As the sand dunes on the dry river bed are giving out a desert like look, tourists would get to take camel rides and stay at tents to get a feel of the Rajasthan desert – right here in Agra.
The project would come up behind the 17th century monument to love, the Taj Mahal, which was once conceptualised with the cool, clear Yamuna waters as its backdrop.
N.K. Janu, divisional forest officer, said: ‘The forest department will implement the camel safari project in two phases. The state government has sanctioned the project and now we are awaiting central funding. We intend to recruit local villagers as guides.’

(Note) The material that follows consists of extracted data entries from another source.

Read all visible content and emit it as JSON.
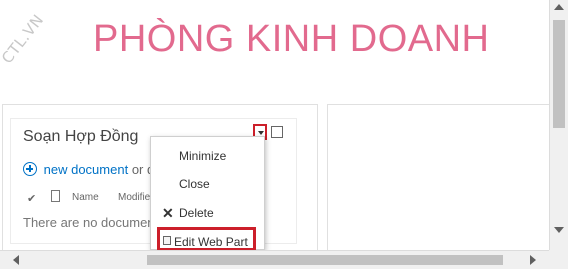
{
  "watermark": "CTL.VN",
  "page": {
    "title": "PHÒNG KINH DOANH"
  },
  "webpart": {
    "title": "Soạn Hợp Đồng",
    "new_document": "new document",
    "or_text": "or d",
    "columns": {
      "check": "✔",
      "name": "Name",
      "modified": "Modifie"
    },
    "empty_message": "There are no documen"
  },
  "menu": {
    "items": [
      "Minimize",
      "Close",
      "Delete",
      "Edit Web Part"
    ]
  },
  "icons": {
    "dropdown": "chevron-down-icon",
    "delete": "x-icon",
    "edit": "edit-page-icon",
    "new": "plus-circle-icon",
    "document": "document-icon"
  },
  "colors": {
    "title": "#e26a8e",
    "link": "#0072c6",
    "highlight": "#cc1f2a"
  }
}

‘The tourists will get a camel ride from the eastern gate of the Taj to the western and northern side, providing a breathtaking view of the monument from the rear, the Mehtab Bagh side, along the two camel pathways, flanked by greenery,’ Janu said.
‘In the Mehtab Bagh area, we have 57 hectares of additional green cover. In fact, the green cover in Agra has increased by a good 300 hectares.’
But obviously not everyone is happy with the decision to start the project.
‘Who knows, in course of time, the Yamuna river, which is revered by millions of devouts, would be used to organise night parties in tented huts and tourists would be entertained by belly dancers,’ said activist Sudhir Gupta.
Shravan Kumar Singh of Heritage Society said: ‘Instead of filling the river with water and restoring the original ambience of the monument, they are going to increase the dust and consequently the SPM (suspended particulate matter) level in the area.’
Already scores of camel carts can be spotted ferrying tourists around the Taj Mahal.
‘These officials have no imagination or vision. The whole Taj Mahal area is being dirtied by these camels. Starting a camel safari would only send a message that Agra is a desert and an extension of Rajasthan. This would harm the city’s image,’ said Rakesh Chauhan, president of the Agra Hotels and Restaurants Association.
Rajiv Tiwari, senior tourism industry leader, said: ‘It’s unfortunate that the administration so thoughtlessly comes out with such questionable projects. The camel safari will send a wrong message across the world. Agra is not part of Rajasthan. The river needs to be saved and filled with water.’
Surendra Sharma, a hotelier, said: ‘The camels leave tonnes of dung all around, not to forget the stink. We need modern battery buses. The camels can go back to the desert.’
Some years ago, an environmental study had predicted that the Rajasthan desert would gradually move towards Agra.
‘Already the westerly winds have been bringing tonnes of dust daily, damaging the surface of the Taj Mahal,’ said green activist Ravi Singh.